12 HOMENS E O MAIOR SEGREDO

Ao assistir a obra cinematográfica do diretor Steven Soderbergh, “Onze homens e um segredo”, fiquei me perguntando de onde veio a inspiração para a história do roubo do cofre, imaginando se foi simplesmente obra do acaso, e me deparei com algo intrigante. Vejamos.

Lendo uma coleção de pequenos livros, que por sinal é a mais vendida do mundo, encontrei impressionantes 12 homens que, assim como no filme, foram cuidadosamente selecionados. Eles possuíam habilidades diferenciadas: um era doutor, outro escriba. Havia também o destemido, o pescador, um outro que era conhecido pela bondade no tratar e até um que foi o traidor da história. Juntos, descobriram um grande segredo que lhes trouxe uma ampla missão.

Foram reunidos por um Homem que é autoridade máxima em influência, um articulador nato, aquEle que inspirava os demais, e que foi preso após revelar o poderoso mistério que mudaria a muitos.
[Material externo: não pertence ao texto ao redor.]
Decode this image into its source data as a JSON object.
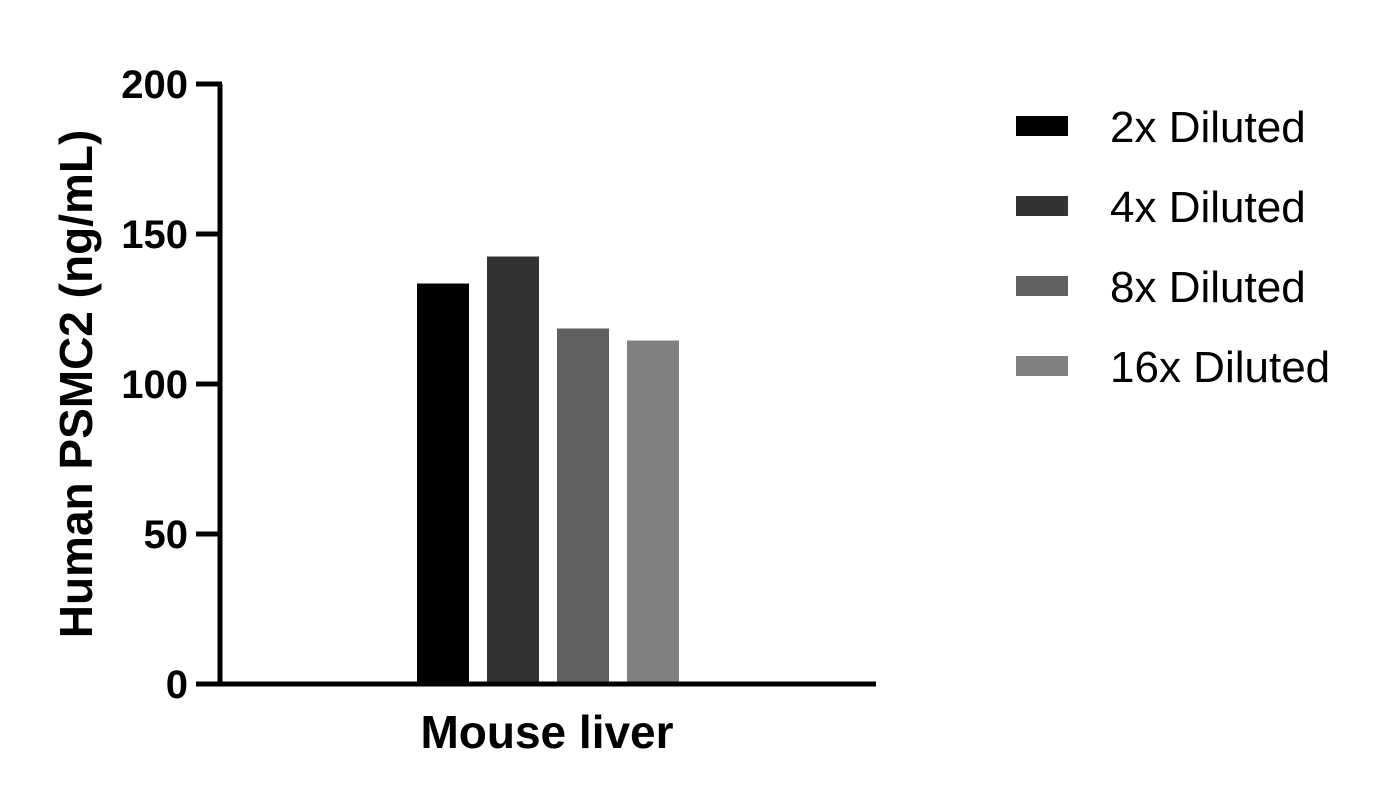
{
  "chart_data": {
    "type": "bar",
    "categories": [
      "Mouse liver"
    ],
    "series": [
      {
        "name": "2x Diluted",
        "values": [
          133.5
        ],
        "color": "#000000"
      },
      {
        "name": "4x Diluted",
        "values": [
          142.5
        ],
        "color": "#333333"
      },
      {
        "name": "8x Diluted",
        "values": [
          118.5
        ],
        "color": "#606060"
      },
      {
        "name": "16x Diluted",
        "values": [
          114.5
        ],
        "color": "#808080"
      }
    ],
    "xlabel": "Mouse liver",
    "ylabel": "Human PSMC2 (ng/mL)",
    "ylim": [
      0,
      200
    ],
    "yticks": [
      "0",
      "50",
      "100",
      "150",
      "200"
    ],
    "grid": false,
    "legend": "right"
  }
}
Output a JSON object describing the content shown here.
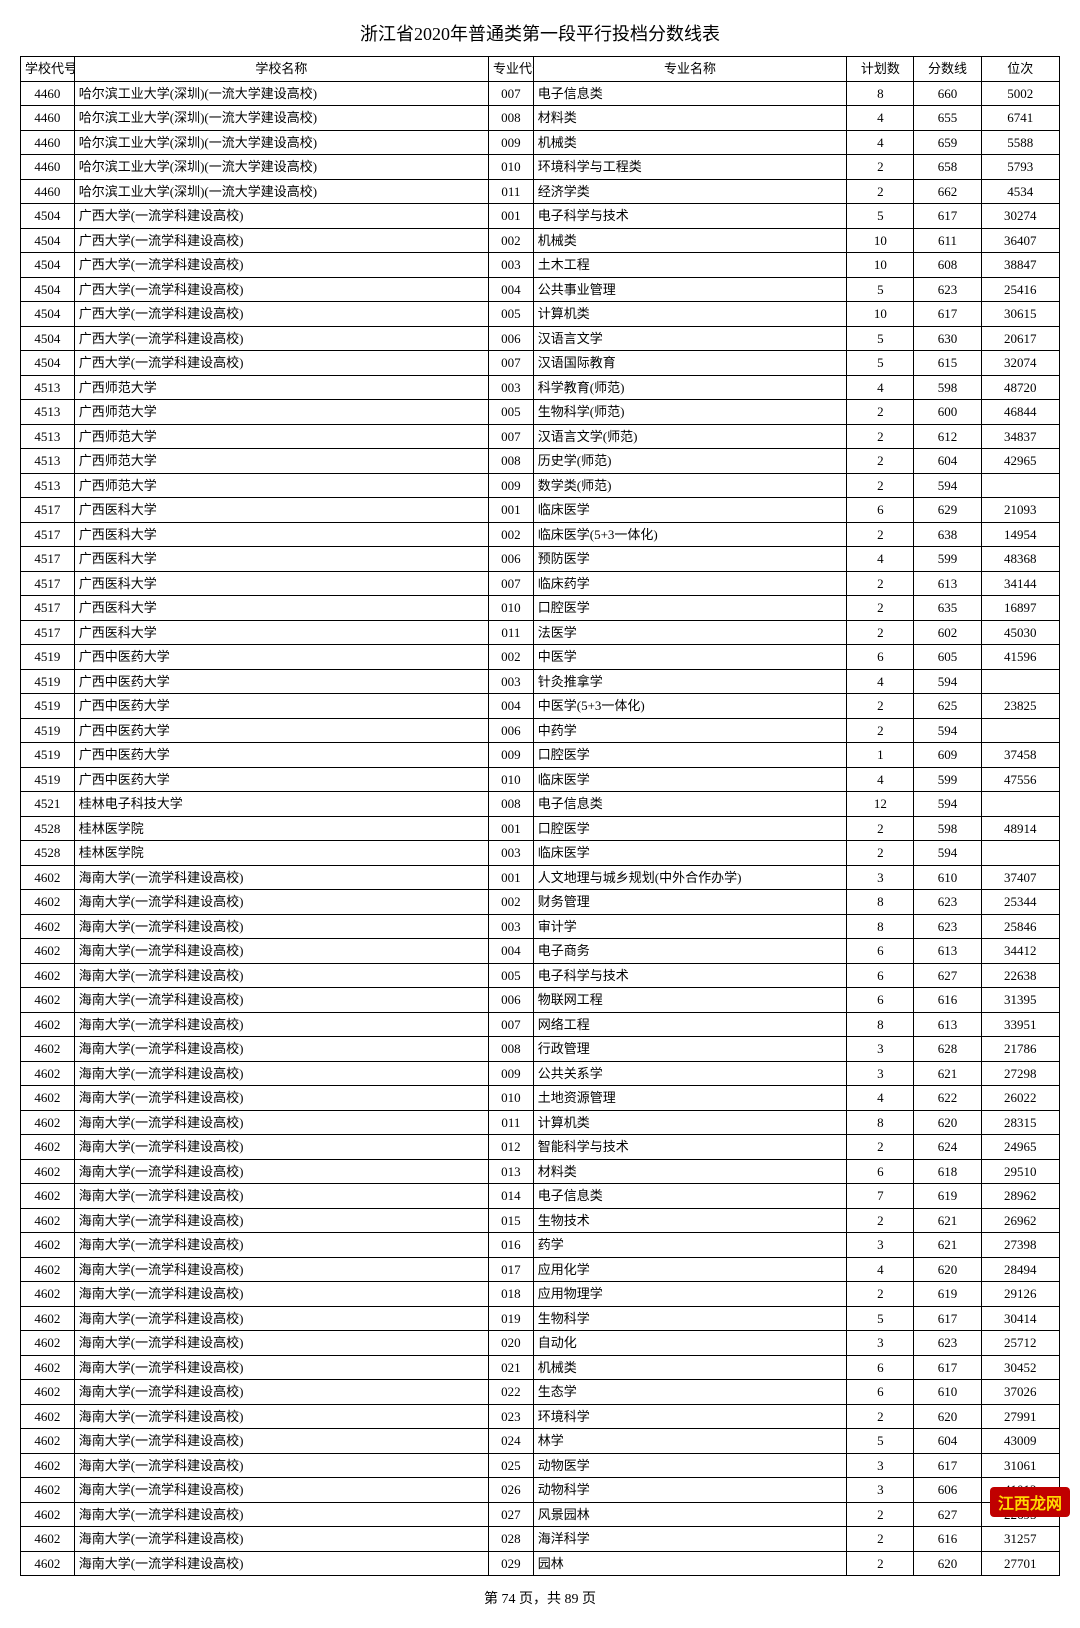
{
  "title": "浙江省2020年普通类第一段平行投档分数线表",
  "columns": [
    "学校代号",
    "学校名称",
    "专业代号",
    "专业名称",
    "计划数",
    "分数线",
    "位次"
  ],
  "footer": "第 74 页，共 89 页",
  "watermark": "江西龙网",
  "rows": [
    [
      "4460",
      "哈尔滨工业大学(深圳)(一流大学建设高校)",
      "007",
      "电子信息类",
      "8",
      "660",
      "5002"
    ],
    [
      "4460",
      "哈尔滨工业大学(深圳)(一流大学建设高校)",
      "008",
      "材料类",
      "4",
      "655",
      "6741"
    ],
    [
      "4460",
      "哈尔滨工业大学(深圳)(一流大学建设高校)",
      "009",
      "机械类",
      "4",
      "659",
      "5588"
    ],
    [
      "4460",
      "哈尔滨工业大学(深圳)(一流大学建设高校)",
      "010",
      "环境科学与工程类",
      "2",
      "658",
      "5793"
    ],
    [
      "4460",
      "哈尔滨工业大学(深圳)(一流大学建设高校)",
      "011",
      "经济学类",
      "2",
      "662",
      "4534"
    ],
    [
      "4504",
      "广西大学(一流学科建设高校)",
      "001",
      "电子科学与技术",
      "5",
      "617",
      "30274"
    ],
    [
      "4504",
      "广西大学(一流学科建设高校)",
      "002",
      "机械类",
      "10",
      "611",
      "36407"
    ],
    [
      "4504",
      "广西大学(一流学科建设高校)",
      "003",
      "土木工程",
      "10",
      "608",
      "38847"
    ],
    [
      "4504",
      "广西大学(一流学科建设高校)",
      "004",
      "公共事业管理",
      "5",
      "623",
      "25416"
    ],
    [
      "4504",
      "广西大学(一流学科建设高校)",
      "005",
      "计算机类",
      "10",
      "617",
      "30615"
    ],
    [
      "4504",
      "广西大学(一流学科建设高校)",
      "006",
      "汉语言文学",
      "5",
      "630",
      "20617"
    ],
    [
      "4504",
      "广西大学(一流学科建设高校)",
      "007",
      "汉语国际教育",
      "5",
      "615",
      "32074"
    ],
    [
      "4513",
      "广西师范大学",
      "003",
      "科学教育(师范)",
      "4",
      "598",
      "48720"
    ],
    [
      "4513",
      "广西师范大学",
      "005",
      "生物科学(师范)",
      "2",
      "600",
      "46844"
    ],
    [
      "4513",
      "广西师范大学",
      "007",
      "汉语言文学(师范)",
      "2",
      "612",
      "34837"
    ],
    [
      "4513",
      "广西师范大学",
      "008",
      "历史学(师范)",
      "2",
      "604",
      "42965"
    ],
    [
      "4513",
      "广西师范大学",
      "009",
      "数学类(师范)",
      "2",
      "594",
      ""
    ],
    [
      "4517",
      "广西医科大学",
      "001",
      "临床医学",
      "6",
      "629",
      "21093"
    ],
    [
      "4517",
      "广西医科大学",
      "002",
      "临床医学(5+3一体化)",
      "2",
      "638",
      "14954"
    ],
    [
      "4517",
      "广西医科大学",
      "006",
      "预防医学",
      "4",
      "599",
      "48368"
    ],
    [
      "4517",
      "广西医科大学",
      "007",
      "临床药学",
      "2",
      "613",
      "34144"
    ],
    [
      "4517",
      "广西医科大学",
      "010",
      "口腔医学",
      "2",
      "635",
      "16897"
    ],
    [
      "4517",
      "广西医科大学",
      "011",
      "法医学",
      "2",
      "602",
      "45030"
    ],
    [
      "4519",
      "广西中医药大学",
      "002",
      "中医学",
      "6",
      "605",
      "41596"
    ],
    [
      "4519",
      "广西中医药大学",
      "003",
      "针灸推拿学",
      "4",
      "594",
      ""
    ],
    [
      "4519",
      "广西中医药大学",
      "004",
      "中医学(5+3一体化)",
      "2",
      "625",
      "23825"
    ],
    [
      "4519",
      "广西中医药大学",
      "006",
      "中药学",
      "2",
      "594",
      ""
    ],
    [
      "4519",
      "广西中医药大学",
      "009",
      "口腔医学",
      "1",
      "609",
      "37458"
    ],
    [
      "4519",
      "广西中医药大学",
      "010",
      "临床医学",
      "4",
      "599",
      "47556"
    ],
    [
      "4521",
      "桂林电子科技大学",
      "008",
      "电子信息类",
      "12",
      "594",
      ""
    ],
    [
      "4528",
      "桂林医学院",
      "001",
      "口腔医学",
      "2",
      "598",
      "48914"
    ],
    [
      "4528",
      "桂林医学院",
      "003",
      "临床医学",
      "2",
      "594",
      ""
    ],
    [
      "4602",
      "海南大学(一流学科建设高校)",
      "001",
      "人文地理与城乡规划(中外合作办学)",
      "3",
      "610",
      "37407"
    ],
    [
      "4602",
      "海南大学(一流学科建设高校)",
      "002",
      "财务管理",
      "8",
      "623",
      "25344"
    ],
    [
      "4602",
      "海南大学(一流学科建设高校)",
      "003",
      "审计学",
      "8",
      "623",
      "25846"
    ],
    [
      "4602",
      "海南大学(一流学科建设高校)",
      "004",
      "电子商务",
      "6",
      "613",
      "34412"
    ],
    [
      "4602",
      "海南大学(一流学科建设高校)",
      "005",
      "电子科学与技术",
      "6",
      "627",
      "22638"
    ],
    [
      "4602",
      "海南大学(一流学科建设高校)",
      "006",
      "物联网工程",
      "6",
      "616",
      "31395"
    ],
    [
      "4602",
      "海南大学(一流学科建设高校)",
      "007",
      "网络工程",
      "8",
      "613",
      "33951"
    ],
    [
      "4602",
      "海南大学(一流学科建设高校)",
      "008",
      "行政管理",
      "3",
      "628",
      "21786"
    ],
    [
      "4602",
      "海南大学(一流学科建设高校)",
      "009",
      "公共关系学",
      "3",
      "621",
      "27298"
    ],
    [
      "4602",
      "海南大学(一流学科建设高校)",
      "010",
      "土地资源管理",
      "4",
      "622",
      "26022"
    ],
    [
      "4602",
      "海南大学(一流学科建设高校)",
      "011",
      "计算机类",
      "8",
      "620",
      "28315"
    ],
    [
      "4602",
      "海南大学(一流学科建设高校)",
      "012",
      "智能科学与技术",
      "2",
      "624",
      "24965"
    ],
    [
      "4602",
      "海南大学(一流学科建设高校)",
      "013",
      "材料类",
      "6",
      "618",
      "29510"
    ],
    [
      "4602",
      "海南大学(一流学科建设高校)",
      "014",
      "电子信息类",
      "7",
      "619",
      "28962"
    ],
    [
      "4602",
      "海南大学(一流学科建设高校)",
      "015",
      "生物技术",
      "2",
      "621",
      "26962"
    ],
    [
      "4602",
      "海南大学(一流学科建设高校)",
      "016",
      "药学",
      "3",
      "621",
      "27398"
    ],
    [
      "4602",
      "海南大学(一流学科建设高校)",
      "017",
      "应用化学",
      "4",
      "620",
      "28494"
    ],
    [
      "4602",
      "海南大学(一流学科建设高校)",
      "018",
      "应用物理学",
      "2",
      "619",
      "29126"
    ],
    [
      "4602",
      "海南大学(一流学科建设高校)",
      "019",
      "生物科学",
      "5",
      "617",
      "30414"
    ],
    [
      "4602",
      "海南大学(一流学科建设高校)",
      "020",
      "自动化",
      "3",
      "623",
      "25712"
    ],
    [
      "4602",
      "海南大学(一流学科建设高校)",
      "021",
      "机械类",
      "6",
      "617",
      "30452"
    ],
    [
      "4602",
      "海南大学(一流学科建设高校)",
      "022",
      "生态学",
      "6",
      "610",
      "37026"
    ],
    [
      "4602",
      "海南大学(一流学科建设高校)",
      "023",
      "环境科学",
      "2",
      "620",
      "27991"
    ],
    [
      "4602",
      "海南大学(一流学科建设高校)",
      "024",
      "林学",
      "5",
      "604",
      "43009"
    ],
    [
      "4602",
      "海南大学(一流学科建设高校)",
      "025",
      "动物医学",
      "3",
      "617",
      "31061"
    ],
    [
      "4602",
      "海南大学(一流学科建设高校)",
      "026",
      "动物科学",
      "3",
      "606",
      "41012"
    ],
    [
      "4602",
      "海南大学(一流学科建设高校)",
      "027",
      "风景园林",
      "2",
      "627",
      "22695"
    ],
    [
      "4602",
      "海南大学(一流学科建设高校)",
      "028",
      "海洋科学",
      "2",
      "616",
      "31257"
    ],
    [
      "4602",
      "海南大学(一流学科建设高校)",
      "029",
      "园林",
      "2",
      "620",
      "27701"
    ]
  ]
}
Entretanto, características antagônicas distanciam o papel do chefe vivido por George Clooney no cinema desse Mestre que liderava os 12 homens: enquanto no cinema o idealizador era um talentoso golpista, nos livros o cabeça é especialista em desvendar golpes. Na tela, o líder dos onze era elegante e astuto, e conseguiu transformar a vida dos envolvidos no roubo, enquanto o líder do livro Sagrado não tinha parecer nem formosura, mas deu nova vida a milhões que acreditaram no segredo.
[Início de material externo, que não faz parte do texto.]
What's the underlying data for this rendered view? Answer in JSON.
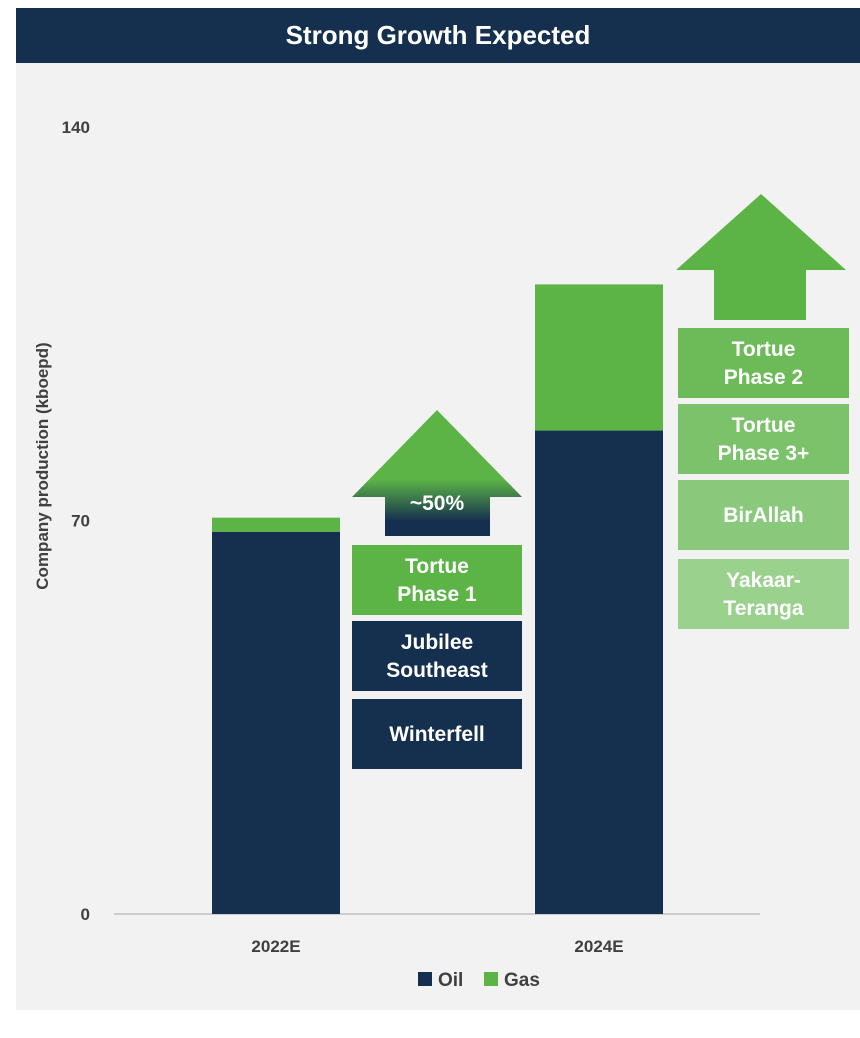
{
  "chart_data": {
    "type": "bar",
    "title": "Strong Growth Expected",
    "ylabel": "Company production (kboepd)",
    "ylim": [
      0,
      140
    ],
    "yticks": [
      0,
      70,
      140
    ],
    "categories": [
      "2022E",
      "2024E"
    ],
    "series": [
      {
        "name": "Oil",
        "values": [
          68,
          86
        ]
      },
      {
        "name": "Gas",
        "values": [
          2.5,
          26
        ]
      }
    ],
    "legend_position": "bottom",
    "grid": false,
    "annotations": {
      "growth_label": "~50%",
      "group_2022_to_2024": [
        [
          "Tortue",
          "Phase 1"
        ],
        [
          "Jubilee",
          "Southeast"
        ],
        [
          "Winterfell"
        ]
      ],
      "group_beyond_2024": [
        [
          "Tortue",
          "Phase 2"
        ],
        [
          "Tortue",
          "Phase 3+"
        ],
        [
          "BirAllah"
        ],
        [
          "Yakaar-",
          "Teranga"
        ]
      ]
    }
  },
  "colors": {
    "oil": "#15304f",
    "gas": "#5db446",
    "header": "#15304f",
    "panel": "#f2f2f2",
    "axis_text": "#404040",
    "box_gas": "#5db446",
    "box_oil": "#15304f",
    "box_light_1": "#6cbb58",
    "box_light_2": "#7cc26a",
    "box_light_3": "#8ac97b",
    "box_light_4": "#9ad18d"
  }
}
Em comum a obra Hollywoodiana e as escrituras possuem também o fato de, em alguns momentos, os liderados duvidarem de que conseguiriam atingir seus objetivos. Mas jamais o seu mestre ou o líder duvidou.

Veja que interessante: quando reunidos, os 12, através dos ensinamentos de seu grande Mestre, conheceram algo secreto (que já vamos desvendar), e agora teriam uma missão: propagar o que haviam descoberto. A diferença é clara. No cinema, o segredo jamais poderia ser descoberto por outros, pois os onze homens criaram o mistério. Nas escrituras eles descobriram o segredo e agora a missão era falar ao mundo.
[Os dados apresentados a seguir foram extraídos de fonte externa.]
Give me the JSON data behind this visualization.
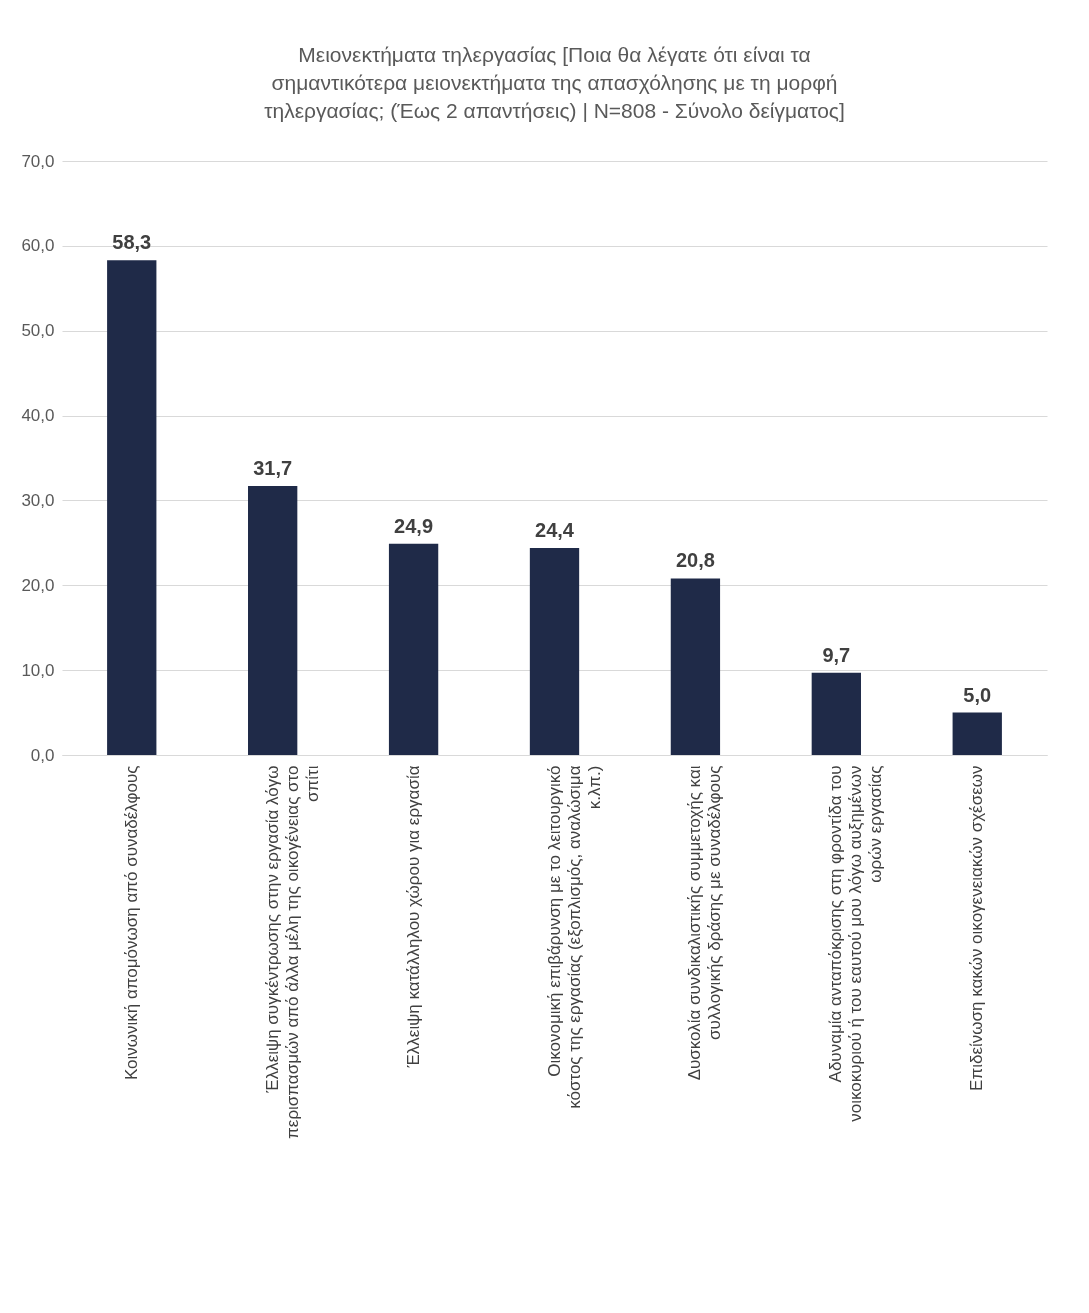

Para entendermos os efeitos bombásticos da missão desses 12, que foram chamados de discípulos, temos que entender o que eles descobriram através de seu líder maior, e esse precioso tesouro desvendado se resume em: CONHECEREIS A VERDADE E A VERDADE VOS LIBERTARÁ. Mas, o que é a verdade? A verdade era seu próprio Mestre, Jesus Cristo, que viveu há mais de 2000 anos e até hoje nenhuma de suas palavras se perderam ou foram esquecidas.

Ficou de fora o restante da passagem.